NewsSCOPE: Tools for geospatial analysis and visualization of places in the news
- After it has been recorded and processed, every TV recording in the NewsScape collection has an accompanying .seg ("segment") file that contains derived information from the video recording and its caption transcripts. The .seg file includes flagged places names as identified by the Stanford NER parser. Other software could in theory be used for this purpose; the current version has some limitations, particularly that it really only works with English texts.
- The GeocodePlaces.py script loops through every per-recording .seg file in the NewsScape recording tree (which is hundreds of thousands of files in total). For each flagged place name it finds, it
- Checks whether location data about the place is already cached in geoCache/locations/ or geoCache/noplaces/. If the data is already in the former location, it uses this data; in the latter case it ignores the place reference.
- If there is no cached data about this place name, the script queries a local GIS server to find prospective matches for the place name. Currently, the script queries a local Gisgraphy server using its public full-text search API (http://www.gisgraphy.com/documentation/api/#!/fulltext_-_autocomplete). It caches the resulting data and then adds the info about the top-level match for the place name to the daily places mentioned statistics.
- When a full day has been processed, the script writes its summary places mentioned statistics to the geoCache/dayStats/ folder.
- The ProcessDayStats.py script loops through each per-day places mentioned stats file in geoCache/dayStats/ and, after doing some basic data refinements, outputs JSON data files for each day, month, and year to the json/ folder. These files are used by the index.html and newsscope.js code when populating the front-end interface.
The front-end interface uses bootstrap.js for its basic templating and d3.js for most of its interactive components. The menus use jquery.js, the slider uses the custom noUiSlider library, and the the map is drawn via D3's topoJSON library.

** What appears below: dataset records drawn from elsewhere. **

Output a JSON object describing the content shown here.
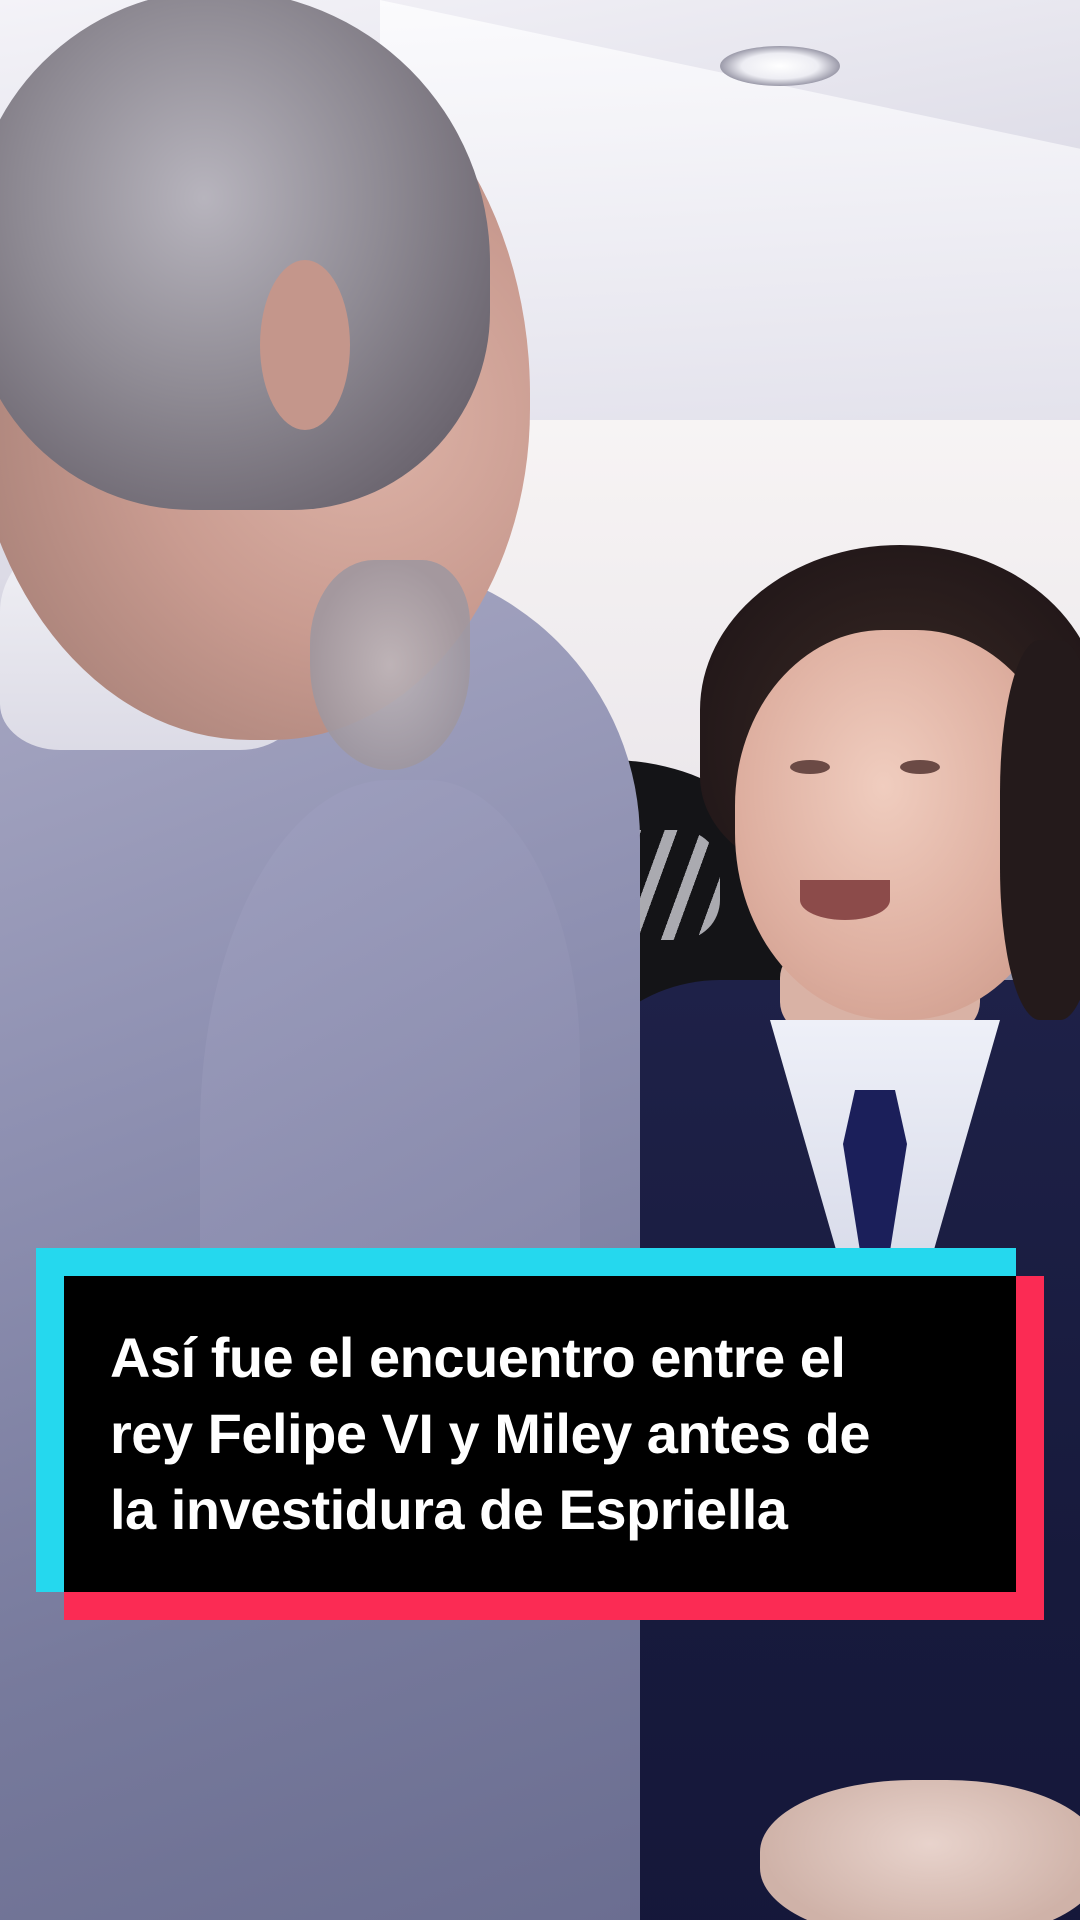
{
  "caption": {
    "lines": [
      "Así fue el encuentro entre el",
      "rey Felipe VI y Miley antes de",
      "la investidura de Espriella"
    ],
    "colors": {
      "box": "#000000",
      "text": "#ffffff",
      "accent_cyan": "#25d8ee",
      "accent_red": "#fb2b54"
    }
  }
}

The day, month and year .json data files are loaded asynchronously on demand via the D3 file queue library, based on the date granularity and time points specified on the timeline and menus.
By default, references to specific places that can be resolved to unique coordintes are plotted as red dots, with the radius determined by their frequency within the specified day, month or year. The 'Place count threshold' menu slider can be used to hide frequencies below a given threshold.
References to countries are visualized by shading the country's polygons (darker = more references), though these also can be visualized as dots at an arbitrary central point in the country by selecting the 'Show country points' menu option.
Place references also can be filtered via the network facets in the left-hand menu.
Clicking on a specific place mentioned dot on the map will spawn two links below the map, which link to searches for that place name on
- a concordance interface created at the University of Erlangen in Germany (this is a limited-access, experimental feature that may not work), and
- the UCLA Library's NewsScape search interface.